Handheld Communications Devices in Motor Vehicles
SB 1768 (Mason) prohibits a driver from holding a personal communications device while driving in a highway work zone, with certain exceptions. The Governor’s amendments revisit a broader proposal to ban the holding of personal communications devices while driving, which had been under discussion until the last day of the session. The amendments would generally prohibit holding personal communications devices while driving, with certain exceptions, and require public outreach on the issue before the bill would take effect on January 1, 2020. A proposed enactment clause directs annual reporting on the citations issued under the new provisions, including demographic information on drivers who are cited.

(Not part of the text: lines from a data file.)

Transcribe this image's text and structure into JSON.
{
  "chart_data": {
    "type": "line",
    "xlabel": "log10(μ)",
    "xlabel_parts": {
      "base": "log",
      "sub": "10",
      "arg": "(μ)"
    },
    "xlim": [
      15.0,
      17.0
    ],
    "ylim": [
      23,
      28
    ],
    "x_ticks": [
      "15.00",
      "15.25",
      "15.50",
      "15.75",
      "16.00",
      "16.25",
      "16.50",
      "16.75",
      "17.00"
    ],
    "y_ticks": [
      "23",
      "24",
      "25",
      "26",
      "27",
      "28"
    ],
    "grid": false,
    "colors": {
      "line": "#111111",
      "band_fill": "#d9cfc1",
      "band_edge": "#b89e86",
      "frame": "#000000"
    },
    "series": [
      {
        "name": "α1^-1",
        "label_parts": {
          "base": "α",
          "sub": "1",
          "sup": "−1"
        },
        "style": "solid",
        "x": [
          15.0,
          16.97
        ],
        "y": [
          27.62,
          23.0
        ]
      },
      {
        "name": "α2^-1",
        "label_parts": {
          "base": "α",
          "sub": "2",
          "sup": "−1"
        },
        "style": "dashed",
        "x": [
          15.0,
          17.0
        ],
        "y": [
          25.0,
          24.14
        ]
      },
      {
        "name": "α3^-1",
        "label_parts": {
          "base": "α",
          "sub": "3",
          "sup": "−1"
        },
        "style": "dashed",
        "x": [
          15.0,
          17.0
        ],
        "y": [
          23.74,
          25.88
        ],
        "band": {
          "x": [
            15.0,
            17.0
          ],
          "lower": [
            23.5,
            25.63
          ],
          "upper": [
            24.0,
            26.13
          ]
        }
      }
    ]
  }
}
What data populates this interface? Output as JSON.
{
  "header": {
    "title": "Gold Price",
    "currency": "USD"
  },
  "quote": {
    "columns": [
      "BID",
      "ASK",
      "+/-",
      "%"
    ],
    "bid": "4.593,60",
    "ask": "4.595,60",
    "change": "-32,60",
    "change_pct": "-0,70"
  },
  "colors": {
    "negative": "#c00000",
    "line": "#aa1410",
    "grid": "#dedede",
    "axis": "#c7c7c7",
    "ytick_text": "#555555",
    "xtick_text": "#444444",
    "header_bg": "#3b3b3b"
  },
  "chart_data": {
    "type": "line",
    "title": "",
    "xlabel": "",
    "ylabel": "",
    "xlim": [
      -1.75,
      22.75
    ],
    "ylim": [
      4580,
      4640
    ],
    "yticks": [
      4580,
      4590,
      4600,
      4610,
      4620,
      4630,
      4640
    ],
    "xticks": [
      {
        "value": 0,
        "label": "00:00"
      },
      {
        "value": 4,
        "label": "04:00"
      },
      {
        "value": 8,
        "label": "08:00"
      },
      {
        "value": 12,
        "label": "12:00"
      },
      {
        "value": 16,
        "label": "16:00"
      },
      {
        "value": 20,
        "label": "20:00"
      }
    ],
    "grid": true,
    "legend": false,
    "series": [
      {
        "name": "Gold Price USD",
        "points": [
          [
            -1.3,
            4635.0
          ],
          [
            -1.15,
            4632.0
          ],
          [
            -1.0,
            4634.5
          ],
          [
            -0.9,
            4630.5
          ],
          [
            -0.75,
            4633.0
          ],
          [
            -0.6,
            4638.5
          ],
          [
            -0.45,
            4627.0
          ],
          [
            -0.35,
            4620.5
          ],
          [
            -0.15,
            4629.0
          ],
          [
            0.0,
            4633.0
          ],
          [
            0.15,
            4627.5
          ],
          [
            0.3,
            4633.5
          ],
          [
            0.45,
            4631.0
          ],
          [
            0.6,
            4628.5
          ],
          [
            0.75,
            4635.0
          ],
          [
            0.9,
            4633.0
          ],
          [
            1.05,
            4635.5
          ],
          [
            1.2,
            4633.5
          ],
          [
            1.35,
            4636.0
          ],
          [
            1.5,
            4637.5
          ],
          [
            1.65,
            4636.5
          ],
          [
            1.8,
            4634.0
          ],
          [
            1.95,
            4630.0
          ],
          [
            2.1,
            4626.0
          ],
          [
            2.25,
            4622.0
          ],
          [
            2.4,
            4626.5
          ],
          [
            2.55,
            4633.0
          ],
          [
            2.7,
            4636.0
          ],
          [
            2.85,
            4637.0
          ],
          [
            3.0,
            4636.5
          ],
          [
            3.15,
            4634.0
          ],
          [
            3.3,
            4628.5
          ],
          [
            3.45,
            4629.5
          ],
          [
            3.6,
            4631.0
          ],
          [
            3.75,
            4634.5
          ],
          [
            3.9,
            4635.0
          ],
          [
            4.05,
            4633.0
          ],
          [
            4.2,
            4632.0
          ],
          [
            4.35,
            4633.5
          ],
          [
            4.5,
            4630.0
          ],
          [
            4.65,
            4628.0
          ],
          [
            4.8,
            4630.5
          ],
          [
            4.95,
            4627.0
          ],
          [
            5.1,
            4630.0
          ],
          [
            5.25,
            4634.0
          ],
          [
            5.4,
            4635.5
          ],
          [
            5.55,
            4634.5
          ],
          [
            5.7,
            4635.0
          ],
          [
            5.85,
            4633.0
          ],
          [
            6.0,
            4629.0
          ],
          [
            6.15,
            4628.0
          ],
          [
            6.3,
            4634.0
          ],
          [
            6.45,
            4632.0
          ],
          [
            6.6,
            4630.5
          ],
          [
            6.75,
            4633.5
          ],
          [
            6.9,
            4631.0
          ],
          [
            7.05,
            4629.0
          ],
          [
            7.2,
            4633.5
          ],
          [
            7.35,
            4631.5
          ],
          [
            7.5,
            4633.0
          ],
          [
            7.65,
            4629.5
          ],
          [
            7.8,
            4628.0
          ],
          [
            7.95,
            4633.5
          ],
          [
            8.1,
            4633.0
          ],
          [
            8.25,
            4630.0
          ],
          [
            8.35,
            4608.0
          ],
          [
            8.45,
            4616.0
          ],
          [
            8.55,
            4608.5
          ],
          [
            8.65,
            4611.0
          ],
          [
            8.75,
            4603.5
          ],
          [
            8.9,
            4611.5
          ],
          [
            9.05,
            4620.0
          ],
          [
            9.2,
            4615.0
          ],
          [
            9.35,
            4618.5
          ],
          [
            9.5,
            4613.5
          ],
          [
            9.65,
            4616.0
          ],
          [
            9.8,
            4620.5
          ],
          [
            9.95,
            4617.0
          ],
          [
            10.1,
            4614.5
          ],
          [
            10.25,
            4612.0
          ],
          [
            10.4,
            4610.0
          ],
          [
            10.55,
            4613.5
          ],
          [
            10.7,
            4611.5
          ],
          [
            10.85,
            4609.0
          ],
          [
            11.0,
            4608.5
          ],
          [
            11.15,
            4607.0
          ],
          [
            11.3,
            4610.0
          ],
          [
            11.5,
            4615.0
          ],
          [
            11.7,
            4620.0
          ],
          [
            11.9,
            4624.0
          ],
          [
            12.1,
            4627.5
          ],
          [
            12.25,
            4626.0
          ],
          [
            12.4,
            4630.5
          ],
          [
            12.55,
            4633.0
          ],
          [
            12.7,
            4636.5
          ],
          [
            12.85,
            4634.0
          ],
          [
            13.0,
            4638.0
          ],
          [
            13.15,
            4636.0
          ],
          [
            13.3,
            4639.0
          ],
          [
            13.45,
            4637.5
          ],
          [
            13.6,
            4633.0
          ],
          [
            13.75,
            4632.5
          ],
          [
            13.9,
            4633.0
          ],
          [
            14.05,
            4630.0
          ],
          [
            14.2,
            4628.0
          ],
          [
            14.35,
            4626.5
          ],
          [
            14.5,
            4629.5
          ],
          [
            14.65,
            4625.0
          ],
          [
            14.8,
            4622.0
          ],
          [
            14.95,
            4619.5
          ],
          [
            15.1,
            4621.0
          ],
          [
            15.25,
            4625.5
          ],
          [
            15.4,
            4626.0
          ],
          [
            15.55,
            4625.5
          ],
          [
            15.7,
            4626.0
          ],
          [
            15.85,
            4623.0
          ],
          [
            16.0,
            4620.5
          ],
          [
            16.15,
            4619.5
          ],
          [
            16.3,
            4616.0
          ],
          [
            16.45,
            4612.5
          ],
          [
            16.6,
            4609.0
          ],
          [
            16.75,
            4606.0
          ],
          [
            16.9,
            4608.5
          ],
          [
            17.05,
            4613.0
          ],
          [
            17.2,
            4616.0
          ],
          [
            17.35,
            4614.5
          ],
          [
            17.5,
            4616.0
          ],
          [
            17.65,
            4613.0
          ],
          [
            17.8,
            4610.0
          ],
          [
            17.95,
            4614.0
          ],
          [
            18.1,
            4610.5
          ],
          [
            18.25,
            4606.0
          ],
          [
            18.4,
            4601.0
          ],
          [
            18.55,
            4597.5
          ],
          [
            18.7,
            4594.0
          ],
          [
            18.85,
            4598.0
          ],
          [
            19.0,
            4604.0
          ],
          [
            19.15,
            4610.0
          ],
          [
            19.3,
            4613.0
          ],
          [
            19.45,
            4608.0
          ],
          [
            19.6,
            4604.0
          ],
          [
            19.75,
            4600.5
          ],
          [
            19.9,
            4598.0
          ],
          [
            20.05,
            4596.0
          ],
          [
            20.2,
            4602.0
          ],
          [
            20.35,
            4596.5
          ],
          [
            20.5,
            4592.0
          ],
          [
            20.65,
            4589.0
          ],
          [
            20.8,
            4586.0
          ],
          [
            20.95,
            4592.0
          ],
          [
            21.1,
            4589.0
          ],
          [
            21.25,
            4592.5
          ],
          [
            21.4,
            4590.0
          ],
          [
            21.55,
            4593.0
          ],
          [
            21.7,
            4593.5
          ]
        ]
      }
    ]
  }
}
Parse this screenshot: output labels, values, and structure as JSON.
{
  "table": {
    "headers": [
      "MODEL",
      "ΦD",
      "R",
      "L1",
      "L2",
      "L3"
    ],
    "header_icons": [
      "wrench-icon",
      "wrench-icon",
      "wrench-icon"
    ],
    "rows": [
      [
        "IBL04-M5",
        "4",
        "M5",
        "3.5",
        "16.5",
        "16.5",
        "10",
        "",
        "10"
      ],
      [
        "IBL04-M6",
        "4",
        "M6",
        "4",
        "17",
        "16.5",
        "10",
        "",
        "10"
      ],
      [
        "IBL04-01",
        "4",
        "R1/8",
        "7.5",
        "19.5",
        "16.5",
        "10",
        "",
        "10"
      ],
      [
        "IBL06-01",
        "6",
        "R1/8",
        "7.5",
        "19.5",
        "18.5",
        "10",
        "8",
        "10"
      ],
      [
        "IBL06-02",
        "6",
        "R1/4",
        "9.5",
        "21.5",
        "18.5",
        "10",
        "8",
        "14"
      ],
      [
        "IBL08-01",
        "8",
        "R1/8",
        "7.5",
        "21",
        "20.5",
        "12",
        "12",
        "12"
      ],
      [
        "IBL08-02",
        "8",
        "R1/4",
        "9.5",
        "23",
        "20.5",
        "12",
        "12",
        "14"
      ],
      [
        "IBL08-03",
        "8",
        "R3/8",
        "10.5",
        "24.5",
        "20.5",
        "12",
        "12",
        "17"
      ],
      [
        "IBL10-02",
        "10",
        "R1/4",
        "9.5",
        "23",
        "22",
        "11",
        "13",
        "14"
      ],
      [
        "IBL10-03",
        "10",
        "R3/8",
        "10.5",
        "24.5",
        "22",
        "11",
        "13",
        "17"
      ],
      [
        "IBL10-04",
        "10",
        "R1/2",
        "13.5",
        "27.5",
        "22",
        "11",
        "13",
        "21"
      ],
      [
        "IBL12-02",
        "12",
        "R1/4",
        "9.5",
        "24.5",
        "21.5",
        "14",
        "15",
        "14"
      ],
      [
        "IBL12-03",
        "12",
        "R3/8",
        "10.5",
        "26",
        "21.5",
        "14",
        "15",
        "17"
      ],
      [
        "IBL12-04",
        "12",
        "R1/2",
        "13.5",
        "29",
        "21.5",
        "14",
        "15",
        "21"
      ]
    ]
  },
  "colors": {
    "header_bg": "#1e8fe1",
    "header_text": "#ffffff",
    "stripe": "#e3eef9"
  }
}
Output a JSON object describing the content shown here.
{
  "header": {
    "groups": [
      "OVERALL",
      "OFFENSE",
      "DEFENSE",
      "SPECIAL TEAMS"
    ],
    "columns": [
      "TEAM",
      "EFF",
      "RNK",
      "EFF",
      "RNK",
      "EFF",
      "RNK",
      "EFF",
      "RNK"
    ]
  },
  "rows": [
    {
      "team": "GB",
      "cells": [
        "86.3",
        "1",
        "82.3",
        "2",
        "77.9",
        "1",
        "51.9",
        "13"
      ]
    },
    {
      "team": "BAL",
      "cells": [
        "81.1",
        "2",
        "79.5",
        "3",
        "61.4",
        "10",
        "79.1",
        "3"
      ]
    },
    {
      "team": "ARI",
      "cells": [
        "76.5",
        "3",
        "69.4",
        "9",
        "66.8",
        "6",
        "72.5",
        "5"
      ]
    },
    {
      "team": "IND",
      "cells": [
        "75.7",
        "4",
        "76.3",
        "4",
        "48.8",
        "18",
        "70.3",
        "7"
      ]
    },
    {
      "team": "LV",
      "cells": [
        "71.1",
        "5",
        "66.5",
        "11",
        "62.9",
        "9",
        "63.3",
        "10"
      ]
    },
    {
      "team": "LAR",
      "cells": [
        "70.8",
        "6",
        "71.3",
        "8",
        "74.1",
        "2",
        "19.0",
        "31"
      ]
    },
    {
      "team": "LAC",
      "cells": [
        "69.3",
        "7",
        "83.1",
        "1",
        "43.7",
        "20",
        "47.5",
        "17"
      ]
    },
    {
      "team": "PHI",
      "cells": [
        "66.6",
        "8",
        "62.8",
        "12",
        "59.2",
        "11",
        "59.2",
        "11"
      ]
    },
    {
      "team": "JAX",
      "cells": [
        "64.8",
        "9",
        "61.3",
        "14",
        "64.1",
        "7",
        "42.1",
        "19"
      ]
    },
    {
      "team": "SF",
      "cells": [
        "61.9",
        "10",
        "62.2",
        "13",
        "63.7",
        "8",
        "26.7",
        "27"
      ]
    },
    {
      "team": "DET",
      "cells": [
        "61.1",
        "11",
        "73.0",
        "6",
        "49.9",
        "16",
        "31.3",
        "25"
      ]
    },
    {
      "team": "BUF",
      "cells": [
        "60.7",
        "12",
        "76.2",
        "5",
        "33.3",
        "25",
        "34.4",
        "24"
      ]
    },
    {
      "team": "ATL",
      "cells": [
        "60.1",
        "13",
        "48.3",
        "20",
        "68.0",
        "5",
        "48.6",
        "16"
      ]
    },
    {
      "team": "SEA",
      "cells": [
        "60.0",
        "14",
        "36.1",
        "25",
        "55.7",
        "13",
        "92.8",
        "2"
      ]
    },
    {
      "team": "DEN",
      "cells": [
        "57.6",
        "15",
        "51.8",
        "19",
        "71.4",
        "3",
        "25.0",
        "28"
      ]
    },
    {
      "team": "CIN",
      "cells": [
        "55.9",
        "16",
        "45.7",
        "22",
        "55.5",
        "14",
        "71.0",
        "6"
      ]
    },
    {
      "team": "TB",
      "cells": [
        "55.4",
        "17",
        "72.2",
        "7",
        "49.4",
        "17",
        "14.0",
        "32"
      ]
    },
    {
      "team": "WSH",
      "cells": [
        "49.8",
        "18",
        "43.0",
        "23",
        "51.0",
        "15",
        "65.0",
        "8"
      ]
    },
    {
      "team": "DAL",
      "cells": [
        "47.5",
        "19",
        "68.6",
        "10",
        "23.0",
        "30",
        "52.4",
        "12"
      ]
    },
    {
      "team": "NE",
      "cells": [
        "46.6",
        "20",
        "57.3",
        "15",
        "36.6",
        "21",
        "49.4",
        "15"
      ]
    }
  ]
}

Criminal responsibility for suppliers of controlled substances
HB 2528 (Hugo) provides that a person who unlawfully supplies a controlled substance to someone who dies as a result of using the controlled substance is guilty of second-degree murder, even if the death occurred at another time and place than the transfer of the controlled substance. The Governor’s amendments provide that seeking medical attention for the person experiencing the overdose is an affirmative defense to prosecution for the supplier of the controlled substance in certain circumstances.
The Governor vetoed 17 bills on a variety of subjects. In order to override a gubernatorial veto, both chambers must vote to pass the bill in the form in which it left the General Assembly (the “enrolled” version) by a supermajority vote of two-thirds of members present (which must include a majority of the members elected) in each chamber. Given this high threshold for overturning a veto and the closely-divided nature of both the House and Senate, it is expected that the Governor’s vetoes will be sustained next week.
Among bills of interest to localities that were vetoed by the Governor are HB 2034 (McGuire), which proposes to provide certain protections to general registrars in proceedings for their removal, and HB 2142 (Thomas), which would establish the category of school protection officers, defined as retired law enforcement officers hired on a part-time basis by local law-enforcement agencies to provide school security services, and direct the Department of Criminal Justice Services to establish training standards for these employees. VACo reported on vetoes of several bills on environmental issues in a recent County Connections article. The full list of Governor’s vetoes is available at this link.